Os Dias de Raiva é composto por vários
músicos credenciados, de grupos bem conhecidos. O Knowhow
adquirido, por todos os elementos, foi muito importante para o
resultado final do vosso som?
Sim. O som d`Os Dias de Raiva
é o resultado de tudo isso. As experiências que todos nós tivemos
estão aqui reproduzidas. Já tocamos há muito tempo, temos muitas
referências, conhecemo-nos rapidamente e isso simplificou muito o
processo. Todos nós fazemos aquilo que gostamos, temos esse
privilégio. Mantemos esse lugar intocável, que hoje em dia é muito
difícil manter, que é fazer aquilo que gostamos, a nível musical e
criativo.
Os vossos primeiros temas foram
divulgados através dos Optimus Discos. Aquela iniciativa da Optimus
é importante para divulgar as
bandas?
É uma montra de novas bandas
portuguesas, para pessoas desconhecidas, e não desconhecidas, da
música, que têm um projecto que querem lançar. É uma promoção e uma
alavanca para se poder mostrar um EP. A partir daí, cada um
"segue o seu caminho". Mas há outras maneiras de promover a música,
sem ser com uma editora. Para o disco que vamos lançar agora, o
mais provável é usarmos outro meio sem ser o tradicional, com uma
editora. Quando temos as músicas, o interesse é chegar ao público,
de uma forma ou de outra, e a Internet é um mundo cada vez maior.
Conseguimos mostrar a nossa música através das redes sociais. É
rápido, é directo e não há intermediários. Facilita muito a
vida.
O futuro da música passa muito pela
oferta dos trabalhos pela
Internet?
Actualmente, está a
ser feito desse modo. Talvez por não apostarmos muito numa
indústria, em que podíamos tirar alguns dividendos. Portugal podia
apostar um pouco mais na indústria da música e inclusive ajudarmos
no PIB nacional. A indústria musical, cultural, merecia maior
atenção. Por exemplo, no Brasil os discos são a sete, oito euros,
existem discos americanos, europeus, mas os preços são
completamente diferentes. Não me importava de ter acesso a todos os
discos, mas dar hipótese às bandas do país de terem preços mais
acessíveis. Se o disco dos Cold Play é mais barato do que o teu, as
pessoas não vão comprar o teu. Tiram-no da net. Às vezes não tem
mal ser proteccionista, os outros também o são.

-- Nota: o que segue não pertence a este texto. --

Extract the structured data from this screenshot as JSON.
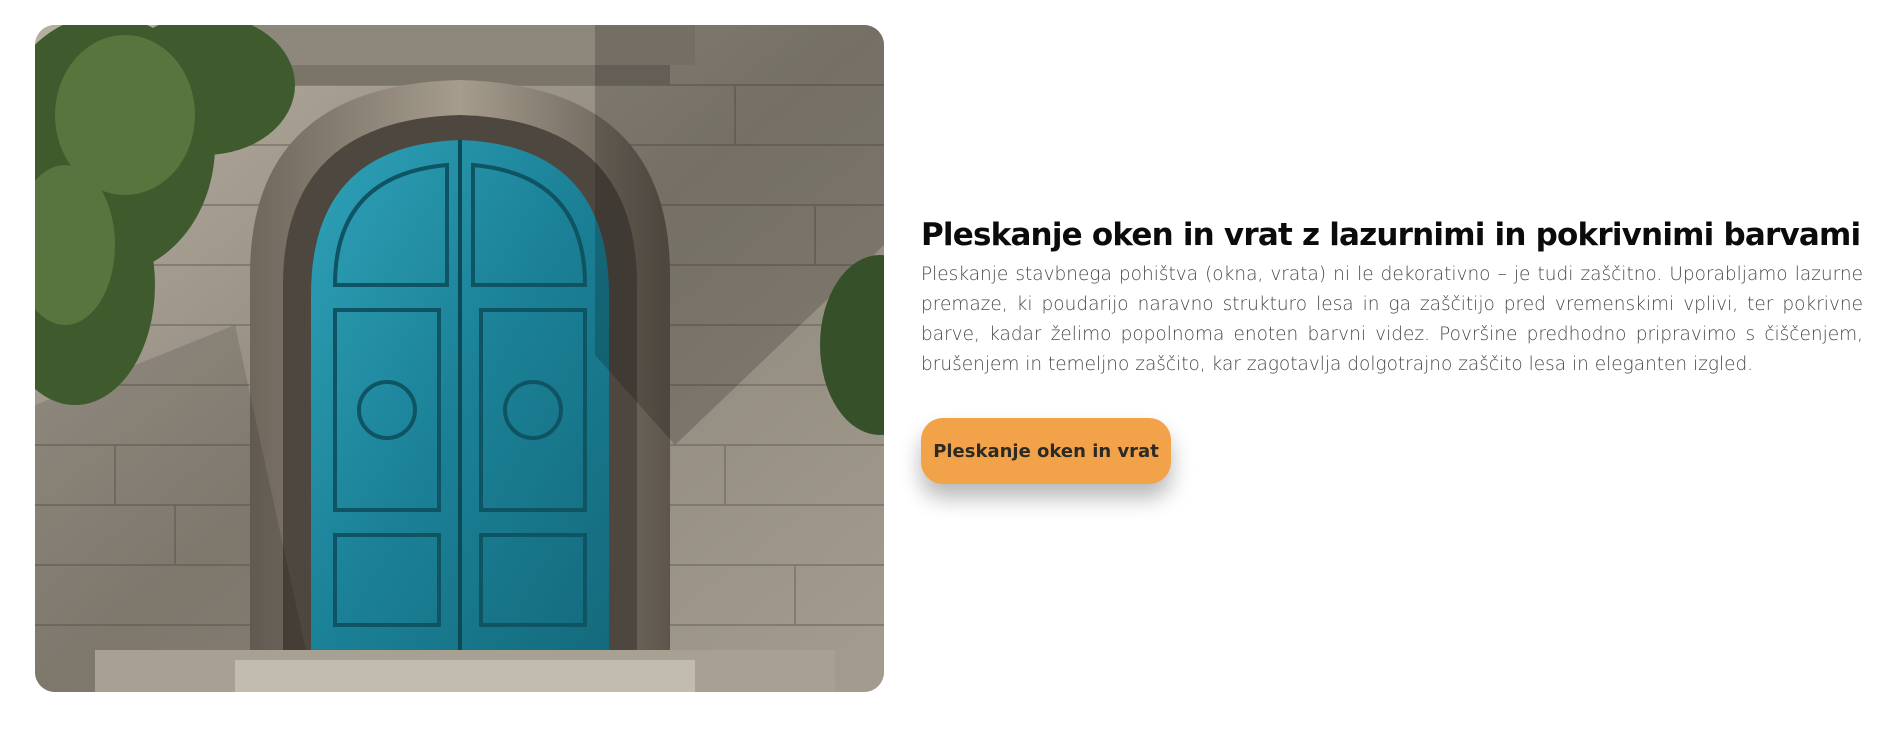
{
  "image": {
    "alt_icon": "door-photo",
    "door_color": "#1f8fa5",
    "stone_color": "#9c958a"
  },
  "section": {
    "title": "Pleskanje oken in vrat z lazurnimi in pokrivnimi barvami",
    "body": "Pleskanje stavbnega pohištva (okna, vrata) ni le dekorativno – je tudi zaščitno. Uporabljamo lazurne premaze, ki poudarijo naravno strukturo lesa in ga zaščitijo pred vremenskimi vplivi, ter pokrivne barve, kadar želimo popolnoma enoten barvni videz. Površine predhodno pripravimo s čiščenjem, brušenjem in temeljno zaščito, kar zagotavlja dolgotrajno zaščito lesa in eleganten izgled.",
    "button_label": "Pleskanje oken in vrat",
    "accent": "#f2a34a"
  }
}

Têm consciência que estão a dar uma nova
imagem e dinâmica a um som, na linha mais alternativa, e a cativar
mais público para este tipo de
som?
Fazemos a
sonoridade que gostamos. Não estamos a tentar inventar nada de
novo, dentro dessa sonoridade, a única diferença é que é cantada em
português. Ainda estamos no início, mas o que pretendemos fazer é
algo que nos dê prazer e dê prazer a outros. Tentar puxar o rock,
sair um pouco da toada Pop, que nos caracteriza muito em Portugal.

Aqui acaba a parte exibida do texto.